After graduating from high school at Richmond, Ind., Peyton received a basketball scholarship to Indiana University, where he spent his freshman year, just as the United States was becoming involved in World War II. He spent the next 46 months in the Army. He was stationed in Casper part of that time, and that’s why he enrolled at the University of Wyoming when the war ended.
Peyton was a three-year starter in both baseball and basketball for the Cowboys. He led the baseball team in hitting all three years and was captain of the basketball team two years. In 1949, at age 25, he signed a bonus contract with the Brooklyn Dodgers.
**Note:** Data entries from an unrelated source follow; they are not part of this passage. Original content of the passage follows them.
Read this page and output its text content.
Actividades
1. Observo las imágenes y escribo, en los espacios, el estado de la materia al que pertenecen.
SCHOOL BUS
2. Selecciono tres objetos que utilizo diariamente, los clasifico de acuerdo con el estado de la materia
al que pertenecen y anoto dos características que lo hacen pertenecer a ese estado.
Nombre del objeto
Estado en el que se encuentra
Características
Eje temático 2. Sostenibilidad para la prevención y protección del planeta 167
But after playing in the minors two years, he turned to coaching.
He launched his career in education at Rock Springs High School in Wyoming, where his first basketball team won the state championship and seven of his nine teams finished among the top four at the state tournament. His career record at Rock Springs was 202-56. He left there in 1958 to become the basketball coach at New Mexico Military Institute. He came to Chadron State in 1960.
Peyton coached the CSC baseball teams for 10 years and the basketball teams for 14 years. His 190-159 record as the basketball coach makes him both the winninest and losingest coach in school history. Nine of his teams won more games than they lost. His best team was the 1966-67 quintet that finished 22-6 and represented Nebraska at the NAIA National Tournament. The Eagles were 19-5 the previous year and 18-5 the following year. He was twice named Nebraska’s small college coach-of-the-year.
In 1970 when Ross Armstrong became 65 and was forced to step down from administrative posts, Peyton succeeded him as the CSC athletic director. Peyton also replaced Armstrong as chairman of NAIA District 11 that was made up of about a dozen Nebraska schools.
Peyton was an improvisor and a worker. He founded the college’s outdoor education program that included sixth-grade camps that were annually attended by more than 1,200 students from area schools in the late ‘60s and ‘70s. During the summers in that era, he also led a 10-day stay for college students in the Wind River Mountains of Wyoming.
He helped put Chadron State on the map by founding and directing the CSC Holiday Basketball Tournament that utilized Chadron’s three gymnasiums and became the nation’s largest. At its peak, it featured 16 college and 32 high school teams and a total of 72 games over a three-day span.